The winner of the Prairie Schooner Book Prize in Poetry for 2014 is Jennifer Perrine for her manuscript, No Confession, No Mass. She will receive a $3,000 prize and publication by the University of Nebraska Press. Perrine is also the author of In the Human Zoo (University of Utah Press, 2011), recipient of the 2010 Agha Shahid Ali Poetry Prize, and The Body Is No Machine (New Issues, 2007), winner of the 2008 Devil’s Kitchen Reading Award in Poetry. Jennifer teaches courses in creative writing and social justice and directs the Women’s and Gender Studies program at Drake University in Des Moines, Iowa.

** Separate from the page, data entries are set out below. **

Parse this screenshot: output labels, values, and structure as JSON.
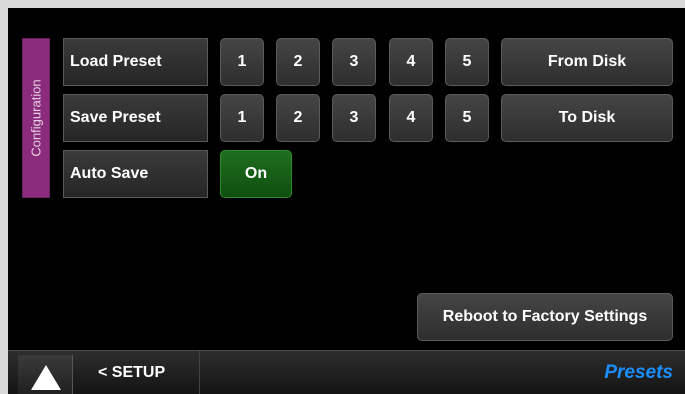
{
  "section": {
    "label": "Configuration"
  },
  "load_preset": {
    "label": "Load Preset",
    "slots": [
      "1",
      "2",
      "3",
      "4",
      "5"
    ],
    "disk_button": "From Disk"
  },
  "save_preset": {
    "label": "Save Preset",
    "slots": [
      "1",
      "2",
      "3",
      "4",
      "5"
    ],
    "disk_button": "To Disk"
  },
  "auto_save": {
    "label": "Auto Save",
    "value": "On",
    "value_color": "#1f6e1f"
  },
  "factory_reset": {
    "label": "Reboot to Factory Settings"
  },
  "footer": {
    "home_icon": "triangle-up-icon",
    "back_label": "< SETUP",
    "page_title": "Presets",
    "page_title_color": "#1b8fff"
  },
  "colors": {
    "background": "#000000",
    "section_tab": "#8a2c7b",
    "button": "#3a3a3a"
  }
}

The Prairie Schooner Book Prize in Fiction for 2014 goes to Bryn Chancellor for her manuscript, When Are You Coming Home?. She will receive a $3,000 prize and publication by the University of Nebraska Press. Chancellor’s short fiction has appeared in Gulf Coast, Blackbird, Colorado Review, Crazyhorse, Phoebe, and elsewhere. In 2014, she was selected as the Poets & Writers Maureen Egen Writers Exchange winner in fiction, and she received a Literary Arts Fellowship from the Alabama State Council on the Arts. Previous honors include a fellowship and a project grant from the Arizona Commission on the Arts and scholarships from the Bread Loaf and Sewanee Writers’ Conferences. A graduate of Vanderbilt University's MFA program, she is an assistant professor at the University of Montevallo in Alabama. She is married to the artist Timothy Winkler.
The competition, in its twelfth year, runs Jan. 15 to March 15 annually. Submission details and a list of past winners are available online at https://prairieschooner.unl.edu/?q=book-prize/past-winners.
Founded in 1927, Prairie Schooner is a national literary quarterly published with the support of the English Department at UNL. It publishes fiction, poetry, essays and reviews by beginning, mid-career, and established writers.